Horizontal : le maximum de courant se situe approximativement au milieu de la portée (span) ; le rehausser abaisse l’angle de départ et affine le diagramme.
Vertical : ce sont des systèmes à deux conducteurs—radiateur vers le haut, chemin de retour vers le bas. Ils exigent un bon plan de référence. Un radiateur haut sans radiales accordées et surélevées invite les pertes.
- Verticale au sol avec beaucoup de radiales : fiable, mais les pertes dans le sol demeurent.
- Verticale surélevée avec radiales accordées : moins de pertes, angle de départ bas plus propre.
Conclusion pratique : la hauteur aide quand vous élevez les maxima de courant en espace libre sans casser la géométrie. Pour les antennes verticales : élevez l’ensemble du système—radiateur et radiales—ensemble.
Conseils rapides d’installation
- Placez le courant en hauteur ; gardez les points de forte tension éloignés du fouillis conducteur.
- Utilisez de bons filtres ou baluns pour bloquer les chemins de retour RF.
- Surveillez l’échauffement du transformateur—c’est un retour sur les pertes du système.
- Une hauteur « suffisamment bonne » compte ; chaque mètre aide.

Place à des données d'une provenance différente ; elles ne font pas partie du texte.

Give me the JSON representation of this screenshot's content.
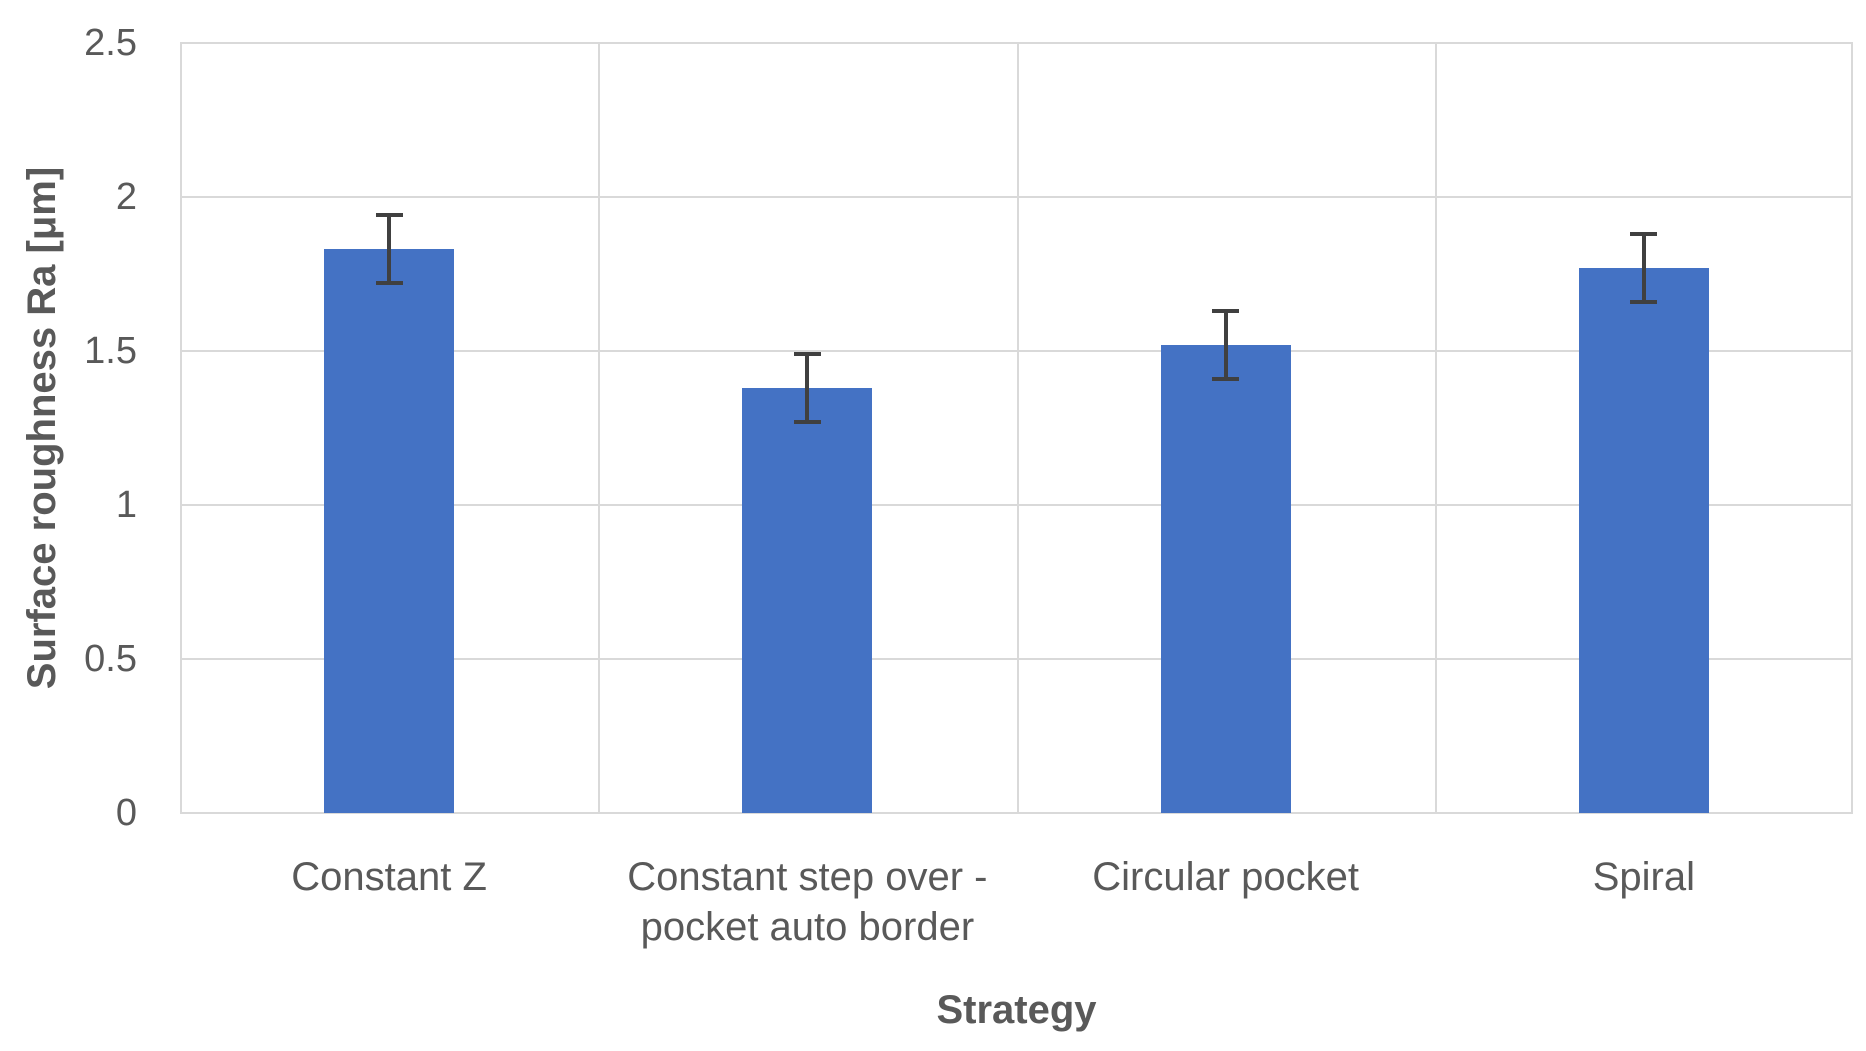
{
  "chart_data": {
    "type": "bar",
    "title": "",
    "xlabel": "Strategy",
    "ylabel": "Surface roughness Ra [μm]",
    "categories": [
      "Constant Z",
      "Constant step over -\npocket auto border",
      "Circular pocket",
      "Spiral"
    ],
    "series": [
      {
        "name": "Surface roughness Ra",
        "values": [
          1.83,
          1.38,
          1.52,
          1.77
        ],
        "error_bars": [
          0.11,
          0.11,
          0.11,
          0.11
        ]
      }
    ],
    "ylim": [
      0,
      2.5
    ],
    "yticks": [
      0,
      0.5,
      1,
      1.5,
      2,
      2.5
    ],
    "ytick_labels": [
      "0",
      "0.5",
      "1",
      "1.5",
      "2",
      "2.5"
    ],
    "grid": "on",
    "legend": "none",
    "colors": {
      "bar": "#4472C4",
      "error_bar": "#404040",
      "gridline": "#D9D9D9",
      "text": "#595959"
    }
  }
}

- Quatre radiales accordées et surélevées peuvent égaler un tapis de fils de sol.
Un modèle mental simple
Voyez votre antenne comme un fil incandescent. Elle luit le plus là où le courant est le plus élevé. Votre tâche : placer cette section lumineuse haut et dégagée, et alimenter de façon à éviter le gaspillage.
- Alimentation en courant : simple, efficace, tolérante.
- Alimentation en tension : puissante mais exigeante—à traiter avec respect.
En résumé : là où le courant circule, le signal grandit.
Mini‑FAQ
- Une antenne alimentée en courant est‑elle toujours meilleure qu’une antenne alimentée en tension ? — Non. Les deux peuvent offrir d’excellentes performances si elles sont bien réalisées et appariées. Les conceptions alimentées en courant sont simplement moins capricieuses.
- Mon EFHW affiche une SWR parfaite—pourquoi le signal est‑il faible ? — La SWR dit seulement que la puissance a atteint le point d’alimentation. Les pertes du transformateur, les courants de retour sur la gaine coaxiale ou un placement défavorable du maximum de courant peuvent encore affaiblir le champ.
- Quelle hauteur est « suffisamment haute » ? — Pour les antennes filaires horizontales : visez ≈ λ⁄4 de hauteur à l’emplacement du maximum de courant. Pour les antennes verticales : concentrez‑vous sur des radiales accordées ; si vous élevez le radiateur, élevez les radiales avec.